So basically virtual machines, those we can spin up with lxd or firecracker. Not that they don't have file access, it's just that's finnicky compared to containers (I'm thinking docker/podman)
One can use something like https://github.com/google/gvisor as a container runtime for podman or docker. It's a good hybrid between VMs and containers. The container is put into sort of VM via kvm, but it does not supply a kernel and talks to a fake one.

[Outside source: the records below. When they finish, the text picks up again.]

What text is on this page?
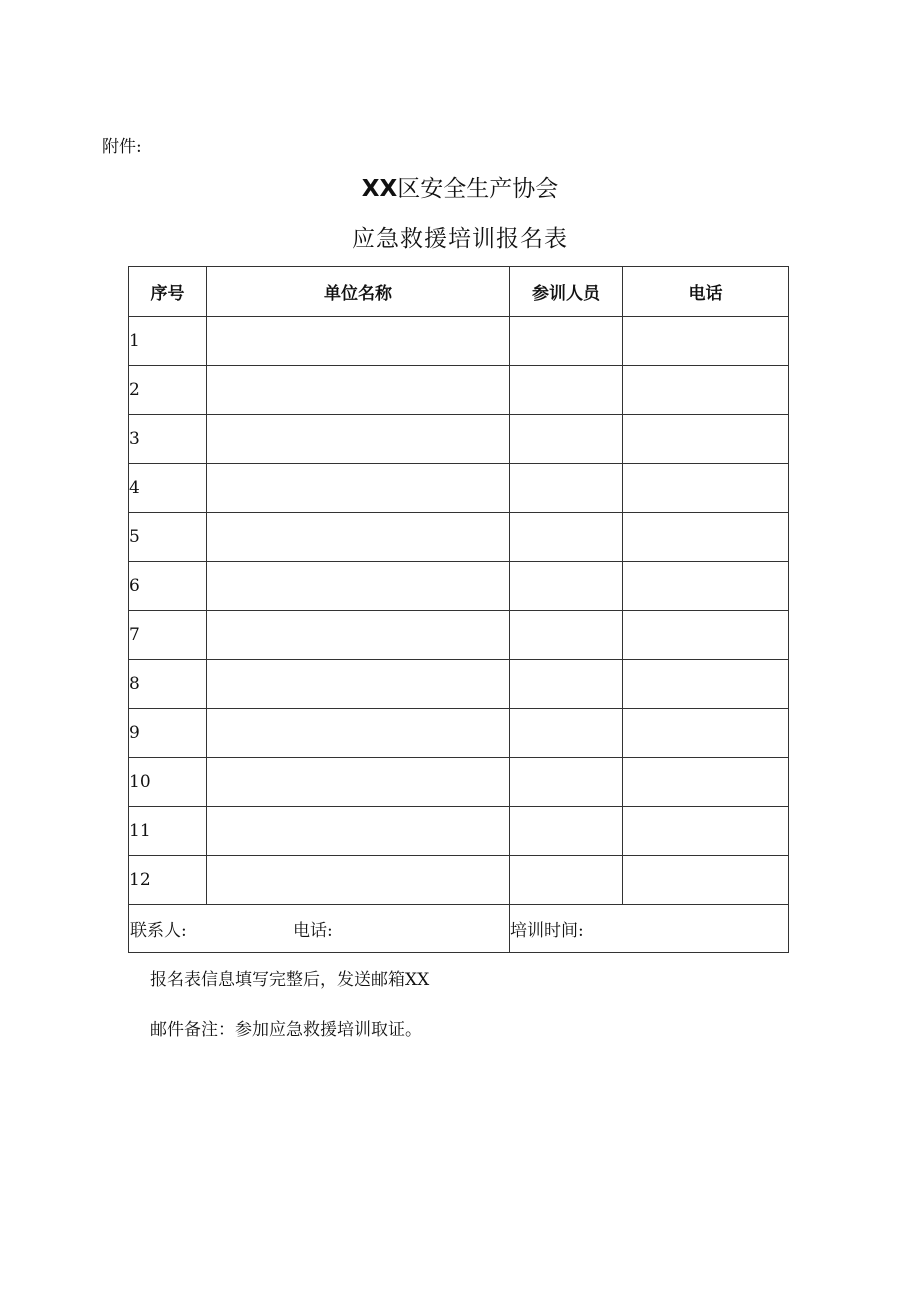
附件:
XX区安全生产协会
应急救援培训报名表
序号	单位名称	参训人员	电话
1			
2			
3			
4			
5			
6			
7			
8			
9			
10			
11			
12			
联系人: 电话:		培训时间:	
报名表信息填写完整后，发送邮箱XX
邮件备注：参加应急救援培训取证。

This means that security boundary is almost as strong as VM, but mostly everything will work like in a normal container.
E.g. here's I can read host filesystem even though uname says weird things about the kernel container is running in:
$ sudo podman run -it --runtime=/usr/bin/runsc_wrap -v /:/app debian:bookworm /bin/bash
root@7862d7c432b4:/# ls /app
bin home lib32 mnt run tmp vmlinuz.old
boot initrd.img lib64 opt sbin usr
dev initrd.img.old lost+found proc srv var
etc lib media root sys vmlinuz
root@7862d7c432b4:/# uname -a
Linux 7862d7c432b4 4.4.0 #1 SMP Sun Jan 10 15:06:54 PST 2016 x86_64 GNU/Linux
Gvisor let's one have strong sandbox without resorting to WASM.
Yes, but note the difficulty of building a specialized I/O or drivers for controlling access in a virtual machine versus the WASI model.
Also, startup times are generally better w/ availability of general metering (fuel/epochs) for example. The features of Wasm versus a virtual machine are similar but there are definitely unique benefits to Wasm.
The closer comparison is probably the JVM -- but with support for many more languages (the list is growing, with upstream support commonplace).
Except developers have consistently chosen not to embed the JVM, CLR, or IBMi.
wasmtime (the current reference runtime implementation) is much more embeddable than these other options were/are, and is trivially embeddable in many languages today, with good performance. On top of being an option, it is being used, and WebAssembly is spreading cross-language, farther than the alternatives ever reached.
These things may look the same, but just like ssh/scp and dropbox, they're not the same once you zoom/dig in to what's different this time.
> As if developers are consistently chosing to embedd WASM, just wait after the hype cycle dies.
>
> What we have now is lots of hype, mostly by folks clueless of their history, in the venture to sell their cool startup idea based on WASM.
I don't think there's much of a hype cycle -- most of the air has been sucked out of the room by AI.
There aren't actually that many Wasm startups, but there are companies leveraging it to great success, and some of these cases are known. There is also the usefulness of Wasm as a target, and that is growing -- languages are choosing to build in the ability to generate wasm bytecode, just as they might support a new architecture. That's the most important part that other solutions seemingly never achieved.
The ecosystem is aiming for a least-changes-necessary approach -- integrating in a way that workflows and existing code does not have to change. This is a recipe for success.
I think it's a docker-shaped adoption curve -- most people may not think it is useful now, but it will silently and usefully be everywhere later. At some point, it will be trivial to ship a small WASM binary inside (or independent of) a container, and that will be much more desirable than building a container. The artifact will be smaller, more self-describing, work with language tooling (i.e. a world without Dockerfiles), etc.
I believe that the two most likely futures for the wasm-as-puglin-engine are mod in games and applications with a generic extension interface.
IMO in games developers would prefer something with a reasonable repl like lua or javascript (as a game is already assumed to be heavy if the mods are not performance critical running a V8 should not be a problem) for extensions in generic complex applications (things like, VSCode, Blender, Excel, etc.) I would posit that the wasm sandbox could be a really good way to enable granular-permission secure extenstion.